Сны были разными. Иногда они были гибкими и послушными — те сны, в которых Марго была собой, теперешней, и умела летать. Подниматься высоко-высоко в небо и разглядывать сверху дом, который казался маленьким и не страшным. А еще она умела превращаться в птиц и разных зверушек и, встречая пожары, умела их тушить — одним движением руки.

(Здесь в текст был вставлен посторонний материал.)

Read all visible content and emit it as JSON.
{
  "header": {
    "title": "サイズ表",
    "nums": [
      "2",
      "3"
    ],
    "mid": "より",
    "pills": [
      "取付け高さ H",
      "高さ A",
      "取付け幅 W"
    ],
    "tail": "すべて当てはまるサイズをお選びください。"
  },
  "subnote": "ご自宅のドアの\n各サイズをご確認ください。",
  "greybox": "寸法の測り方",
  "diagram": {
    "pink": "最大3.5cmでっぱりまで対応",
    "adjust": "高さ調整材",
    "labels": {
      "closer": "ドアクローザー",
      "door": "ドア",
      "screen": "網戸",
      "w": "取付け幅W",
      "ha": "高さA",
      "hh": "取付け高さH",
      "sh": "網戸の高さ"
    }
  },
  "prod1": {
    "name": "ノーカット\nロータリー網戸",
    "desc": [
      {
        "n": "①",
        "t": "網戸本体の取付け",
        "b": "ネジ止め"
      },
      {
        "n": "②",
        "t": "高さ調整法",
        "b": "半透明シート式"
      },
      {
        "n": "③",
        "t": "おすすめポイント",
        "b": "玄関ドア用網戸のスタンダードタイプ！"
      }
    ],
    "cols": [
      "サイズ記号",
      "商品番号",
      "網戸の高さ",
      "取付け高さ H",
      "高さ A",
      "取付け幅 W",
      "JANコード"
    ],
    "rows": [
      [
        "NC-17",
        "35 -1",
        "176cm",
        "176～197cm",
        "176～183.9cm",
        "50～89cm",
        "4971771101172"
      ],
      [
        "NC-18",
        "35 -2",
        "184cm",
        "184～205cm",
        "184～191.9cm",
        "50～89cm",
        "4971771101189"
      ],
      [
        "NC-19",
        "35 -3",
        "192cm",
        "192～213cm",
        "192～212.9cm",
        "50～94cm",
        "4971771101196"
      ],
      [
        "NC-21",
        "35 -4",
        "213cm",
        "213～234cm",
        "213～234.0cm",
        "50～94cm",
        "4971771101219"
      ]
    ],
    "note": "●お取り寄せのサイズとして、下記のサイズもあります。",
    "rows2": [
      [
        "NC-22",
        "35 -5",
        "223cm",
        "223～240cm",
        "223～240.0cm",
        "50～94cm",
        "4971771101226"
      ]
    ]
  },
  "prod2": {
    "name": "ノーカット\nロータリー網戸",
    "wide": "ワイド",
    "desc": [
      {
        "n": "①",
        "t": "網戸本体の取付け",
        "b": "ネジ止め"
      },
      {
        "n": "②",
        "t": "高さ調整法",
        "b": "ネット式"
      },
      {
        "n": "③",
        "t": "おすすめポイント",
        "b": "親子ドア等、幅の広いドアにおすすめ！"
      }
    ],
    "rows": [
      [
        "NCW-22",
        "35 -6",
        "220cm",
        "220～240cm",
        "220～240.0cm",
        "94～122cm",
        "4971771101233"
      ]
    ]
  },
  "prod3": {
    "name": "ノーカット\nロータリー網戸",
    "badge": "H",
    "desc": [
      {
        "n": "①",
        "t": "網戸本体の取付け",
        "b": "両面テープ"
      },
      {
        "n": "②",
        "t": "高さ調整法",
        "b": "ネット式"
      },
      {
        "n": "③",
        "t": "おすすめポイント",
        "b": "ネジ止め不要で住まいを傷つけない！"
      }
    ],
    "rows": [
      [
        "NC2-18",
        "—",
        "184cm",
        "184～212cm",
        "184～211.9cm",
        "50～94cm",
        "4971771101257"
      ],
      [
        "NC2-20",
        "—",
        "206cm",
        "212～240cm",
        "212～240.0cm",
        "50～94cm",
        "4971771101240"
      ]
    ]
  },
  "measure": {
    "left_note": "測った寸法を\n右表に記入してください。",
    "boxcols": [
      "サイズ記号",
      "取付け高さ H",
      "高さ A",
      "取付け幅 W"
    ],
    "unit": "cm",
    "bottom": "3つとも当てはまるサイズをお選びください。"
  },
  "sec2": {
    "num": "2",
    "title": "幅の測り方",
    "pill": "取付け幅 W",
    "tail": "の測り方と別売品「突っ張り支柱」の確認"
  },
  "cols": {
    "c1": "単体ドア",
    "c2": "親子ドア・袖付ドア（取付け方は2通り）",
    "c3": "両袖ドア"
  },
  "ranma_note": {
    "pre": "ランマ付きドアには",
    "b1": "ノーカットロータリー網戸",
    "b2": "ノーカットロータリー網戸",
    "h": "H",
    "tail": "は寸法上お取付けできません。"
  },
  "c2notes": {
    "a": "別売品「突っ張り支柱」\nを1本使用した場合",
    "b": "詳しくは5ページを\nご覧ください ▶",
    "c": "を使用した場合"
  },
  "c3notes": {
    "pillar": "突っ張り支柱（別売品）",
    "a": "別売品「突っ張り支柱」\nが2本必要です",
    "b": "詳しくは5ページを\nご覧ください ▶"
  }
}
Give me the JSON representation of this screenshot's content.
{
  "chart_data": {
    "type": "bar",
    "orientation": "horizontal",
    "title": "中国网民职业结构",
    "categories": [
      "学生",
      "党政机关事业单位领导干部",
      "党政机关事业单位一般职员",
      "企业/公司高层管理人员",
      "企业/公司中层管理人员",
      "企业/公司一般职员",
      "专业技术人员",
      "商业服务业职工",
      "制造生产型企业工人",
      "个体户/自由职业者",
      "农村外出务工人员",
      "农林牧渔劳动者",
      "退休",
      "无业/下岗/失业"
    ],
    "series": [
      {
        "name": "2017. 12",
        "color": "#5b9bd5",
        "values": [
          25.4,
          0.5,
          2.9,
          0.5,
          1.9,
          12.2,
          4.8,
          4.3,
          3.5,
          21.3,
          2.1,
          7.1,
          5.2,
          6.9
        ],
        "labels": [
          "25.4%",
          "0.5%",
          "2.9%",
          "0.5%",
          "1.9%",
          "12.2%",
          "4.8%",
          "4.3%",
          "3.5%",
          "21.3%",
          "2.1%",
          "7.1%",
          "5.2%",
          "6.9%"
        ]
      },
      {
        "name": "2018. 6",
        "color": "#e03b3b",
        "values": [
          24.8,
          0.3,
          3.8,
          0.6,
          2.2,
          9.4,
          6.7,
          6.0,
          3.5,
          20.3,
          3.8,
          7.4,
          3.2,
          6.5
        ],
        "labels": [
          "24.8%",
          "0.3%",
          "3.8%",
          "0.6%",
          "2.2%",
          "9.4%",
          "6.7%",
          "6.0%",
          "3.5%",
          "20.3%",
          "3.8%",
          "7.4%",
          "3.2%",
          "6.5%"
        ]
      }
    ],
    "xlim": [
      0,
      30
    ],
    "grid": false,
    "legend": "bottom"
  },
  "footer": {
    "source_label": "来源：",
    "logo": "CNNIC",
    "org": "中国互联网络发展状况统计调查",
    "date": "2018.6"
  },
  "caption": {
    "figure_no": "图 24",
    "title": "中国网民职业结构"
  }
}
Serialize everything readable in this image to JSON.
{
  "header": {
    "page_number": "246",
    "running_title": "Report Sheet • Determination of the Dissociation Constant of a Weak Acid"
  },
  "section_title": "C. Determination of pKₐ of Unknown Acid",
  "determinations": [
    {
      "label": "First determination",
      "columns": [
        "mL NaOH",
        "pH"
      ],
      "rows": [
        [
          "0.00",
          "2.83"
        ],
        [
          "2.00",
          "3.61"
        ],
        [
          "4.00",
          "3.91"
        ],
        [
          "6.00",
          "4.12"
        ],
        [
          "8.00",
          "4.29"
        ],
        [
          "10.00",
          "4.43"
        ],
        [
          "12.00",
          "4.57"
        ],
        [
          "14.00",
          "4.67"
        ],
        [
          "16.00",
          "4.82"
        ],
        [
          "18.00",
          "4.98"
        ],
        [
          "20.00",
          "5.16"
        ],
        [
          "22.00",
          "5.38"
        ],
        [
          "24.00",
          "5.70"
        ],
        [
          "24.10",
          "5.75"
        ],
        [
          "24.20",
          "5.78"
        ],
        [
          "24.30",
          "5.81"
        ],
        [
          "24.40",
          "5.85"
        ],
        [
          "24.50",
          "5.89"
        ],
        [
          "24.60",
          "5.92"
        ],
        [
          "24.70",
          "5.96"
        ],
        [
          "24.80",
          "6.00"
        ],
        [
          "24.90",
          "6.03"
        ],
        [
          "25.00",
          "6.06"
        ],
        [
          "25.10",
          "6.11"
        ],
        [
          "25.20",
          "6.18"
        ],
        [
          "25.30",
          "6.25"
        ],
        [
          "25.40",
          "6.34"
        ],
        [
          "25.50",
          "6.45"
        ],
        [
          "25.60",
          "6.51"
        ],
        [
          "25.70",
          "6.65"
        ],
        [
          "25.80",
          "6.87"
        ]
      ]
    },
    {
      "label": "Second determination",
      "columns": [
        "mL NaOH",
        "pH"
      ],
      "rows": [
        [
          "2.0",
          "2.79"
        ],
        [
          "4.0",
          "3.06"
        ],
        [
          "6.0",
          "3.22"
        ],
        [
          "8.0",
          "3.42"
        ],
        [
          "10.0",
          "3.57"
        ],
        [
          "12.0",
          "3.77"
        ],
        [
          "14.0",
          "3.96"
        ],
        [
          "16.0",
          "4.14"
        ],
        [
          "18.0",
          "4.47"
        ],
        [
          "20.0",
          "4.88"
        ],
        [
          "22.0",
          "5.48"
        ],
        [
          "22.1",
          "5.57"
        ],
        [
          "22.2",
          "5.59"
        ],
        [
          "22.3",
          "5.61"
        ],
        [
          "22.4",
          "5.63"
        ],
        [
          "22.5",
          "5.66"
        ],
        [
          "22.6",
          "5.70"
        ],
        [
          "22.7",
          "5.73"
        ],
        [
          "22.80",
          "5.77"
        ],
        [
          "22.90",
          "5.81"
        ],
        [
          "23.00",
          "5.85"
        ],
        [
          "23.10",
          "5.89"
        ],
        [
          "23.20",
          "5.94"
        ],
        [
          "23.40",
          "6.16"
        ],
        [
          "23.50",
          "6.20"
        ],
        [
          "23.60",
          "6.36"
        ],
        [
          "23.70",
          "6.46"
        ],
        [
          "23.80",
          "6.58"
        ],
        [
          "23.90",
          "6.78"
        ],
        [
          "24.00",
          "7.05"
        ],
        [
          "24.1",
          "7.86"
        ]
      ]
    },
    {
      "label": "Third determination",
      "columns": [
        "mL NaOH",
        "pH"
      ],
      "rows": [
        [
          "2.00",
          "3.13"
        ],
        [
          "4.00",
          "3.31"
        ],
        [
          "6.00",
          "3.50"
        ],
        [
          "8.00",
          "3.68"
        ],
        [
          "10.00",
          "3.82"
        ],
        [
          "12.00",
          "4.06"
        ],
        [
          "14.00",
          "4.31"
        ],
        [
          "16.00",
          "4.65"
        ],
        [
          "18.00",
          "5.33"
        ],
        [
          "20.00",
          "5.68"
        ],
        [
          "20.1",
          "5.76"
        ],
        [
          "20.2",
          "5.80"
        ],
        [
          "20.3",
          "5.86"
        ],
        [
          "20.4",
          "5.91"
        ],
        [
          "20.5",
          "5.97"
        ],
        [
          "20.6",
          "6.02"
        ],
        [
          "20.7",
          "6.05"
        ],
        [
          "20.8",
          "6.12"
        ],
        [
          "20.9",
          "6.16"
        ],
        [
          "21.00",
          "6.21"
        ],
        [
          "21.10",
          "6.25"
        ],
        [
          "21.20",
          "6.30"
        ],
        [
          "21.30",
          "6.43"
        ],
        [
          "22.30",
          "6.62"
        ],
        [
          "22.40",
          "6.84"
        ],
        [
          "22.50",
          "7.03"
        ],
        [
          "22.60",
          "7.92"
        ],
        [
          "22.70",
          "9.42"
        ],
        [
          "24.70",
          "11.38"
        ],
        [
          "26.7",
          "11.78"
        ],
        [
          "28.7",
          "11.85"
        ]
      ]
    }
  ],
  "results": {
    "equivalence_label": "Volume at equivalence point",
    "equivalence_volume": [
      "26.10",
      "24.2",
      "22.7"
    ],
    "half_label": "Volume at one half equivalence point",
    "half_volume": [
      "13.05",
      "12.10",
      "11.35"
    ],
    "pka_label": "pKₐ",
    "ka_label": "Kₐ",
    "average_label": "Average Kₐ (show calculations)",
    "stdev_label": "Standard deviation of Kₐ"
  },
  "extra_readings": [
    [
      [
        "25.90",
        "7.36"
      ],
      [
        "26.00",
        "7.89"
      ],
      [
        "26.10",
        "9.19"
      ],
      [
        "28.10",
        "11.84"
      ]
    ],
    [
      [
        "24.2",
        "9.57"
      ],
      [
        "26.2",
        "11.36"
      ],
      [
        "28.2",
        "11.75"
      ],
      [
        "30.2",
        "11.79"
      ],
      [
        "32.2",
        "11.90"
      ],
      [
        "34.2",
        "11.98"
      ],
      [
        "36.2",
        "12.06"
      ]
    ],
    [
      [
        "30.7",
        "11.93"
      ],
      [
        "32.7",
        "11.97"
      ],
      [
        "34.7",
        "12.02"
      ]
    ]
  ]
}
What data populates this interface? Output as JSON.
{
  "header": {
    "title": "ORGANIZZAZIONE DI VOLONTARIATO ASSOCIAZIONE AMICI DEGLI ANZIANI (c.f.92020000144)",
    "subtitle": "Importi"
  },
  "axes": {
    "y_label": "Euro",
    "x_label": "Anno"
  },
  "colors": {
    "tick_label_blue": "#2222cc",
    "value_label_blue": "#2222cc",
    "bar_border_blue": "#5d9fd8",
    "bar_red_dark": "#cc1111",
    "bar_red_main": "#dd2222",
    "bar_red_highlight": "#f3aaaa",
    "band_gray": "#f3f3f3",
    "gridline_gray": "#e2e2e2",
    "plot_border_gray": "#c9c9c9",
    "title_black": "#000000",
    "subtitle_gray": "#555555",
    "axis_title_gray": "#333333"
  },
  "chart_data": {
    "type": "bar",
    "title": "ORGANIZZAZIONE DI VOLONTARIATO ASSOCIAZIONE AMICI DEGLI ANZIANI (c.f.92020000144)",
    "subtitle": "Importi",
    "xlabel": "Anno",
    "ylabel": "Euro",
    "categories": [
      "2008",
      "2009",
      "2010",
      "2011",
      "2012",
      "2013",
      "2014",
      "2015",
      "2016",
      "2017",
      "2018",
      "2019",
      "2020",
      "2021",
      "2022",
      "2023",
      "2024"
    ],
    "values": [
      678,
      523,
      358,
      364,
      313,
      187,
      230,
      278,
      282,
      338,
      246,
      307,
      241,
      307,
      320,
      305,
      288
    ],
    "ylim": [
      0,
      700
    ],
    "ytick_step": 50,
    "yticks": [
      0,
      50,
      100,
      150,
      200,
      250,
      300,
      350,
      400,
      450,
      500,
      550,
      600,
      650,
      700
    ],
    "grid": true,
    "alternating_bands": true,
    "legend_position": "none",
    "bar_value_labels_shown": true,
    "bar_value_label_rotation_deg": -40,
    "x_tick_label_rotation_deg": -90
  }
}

Но другие сны были взаправду. Те, в которых Марго иногда была женщиной, горящей в запертой комнате (своей мамой?), или маленькой четырехмесячной девочкой, надрывавшейся в крике на руках встрепанной няньки. А ведь всего-то надо — добраться до двери и открыть засов, но Марго была слишком мала и слаба, чтобы вырваться из заботливых нянькиных рук…
Сны, в которых Марго не могла ничего изменить. Сны о том, что уже было — или о том, что будет. О маме, об отце, о каких-то не знакомых Марго людях, о Важенке… и теперь — об Анне. Эти сны были страшными, потому что Марго знала, что в них дальше будет, опережая происходящее своим знанием на несколько секунд — но все равно это знание не могло ничего изменить.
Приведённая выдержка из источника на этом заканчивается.